What would you do if you were in the shoes of a senior official who wanted to make sure your current extremely troubling predicament was not a continuing nightmare?  You would seek to eliminate any possibility of a recurrence and the only way to do that would be to order the short positions closed out. Such an order would turn the gold and silver world on its head. After all, the only reason gold and especially silver prices have been as cheap as they’ve been is because of the excessive and concentrated short selling by a handful of large entities. Remove that short selling and there would be no reason for prices not to explode. In essence, the big short sellers, should they cease to sell short, would remove the only selling force of consequence.

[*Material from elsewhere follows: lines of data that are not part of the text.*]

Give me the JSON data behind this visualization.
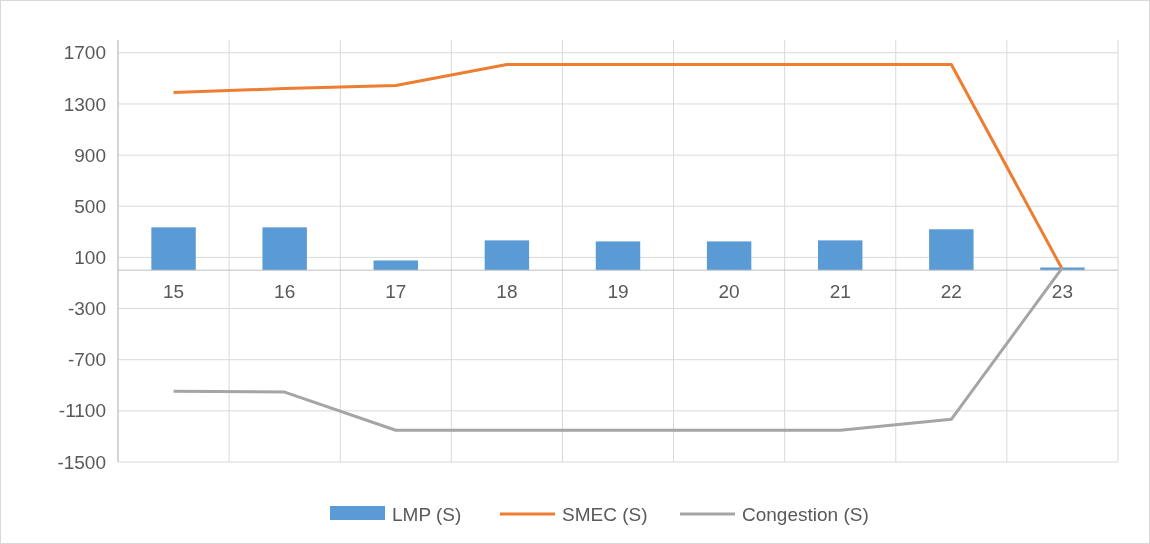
{
  "chart_data": {
    "type": "bar",
    "categories": [
      "15",
      "16",
      "17",
      "18",
      "19",
      "20",
      "21",
      "22",
      "23"
    ],
    "series": [
      {
        "name": "LMP (S)",
        "color": "#5b9bd5",
        "values": [
          335,
          335,
          76,
          233,
          225,
          225,
          233,
          320,
          21
        ]
      },
      {
        "name": "SMEC (S)",
        "type": "line",
        "color": "#ed7d31",
        "values": [
          1389,
          1420,
          1444,
          1609,
          1609,
          1609,
          1609,
          1609,
          5
        ]
      },
      {
        "name": "Congestion (S)",
        "type": "line",
        "color": "#a5a5a5",
        "values": [
          -946,
          -953,
          -1252,
          -1252,
          -1252,
          -1252,
          -1252,
          -1166,
          20
        ]
      }
    ],
    "ylim": [
      -1500,
      1800
    ],
    "yticks": [
      -1500,
      -1100,
      -700,
      -300,
      100,
      500,
      900,
      1300,
      1700
    ],
    "grid": true,
    "legend": "bottom",
    "marker": "none",
    "line_style": "solid"
  }
}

It’s not simply a case of no more selling and walking away – the short position must be bought back in order for it to be closed out. The moment there is an attempt to close out the massive concentrated short position a massive buy order will come into the market from a big former seller. Mechanically, this would create a selling vacuum in which prices would explode. Because the short position is so concentrated (meaning it is held by relatively few entities) any move by just one or two big shorts to buy back and close out short positions would automatically put tremendous pressure on the remaining shorts to do the same. That would be like spontaneous combustion – the sudden explosion of a buying force that feeds on itself until it burns out. The possibility that the big shorts are about to abandon the game that has controlled and manipulated gold and silver prices so vastly overshadows all other factors related to gold and silver that it is the only thing that truly matters.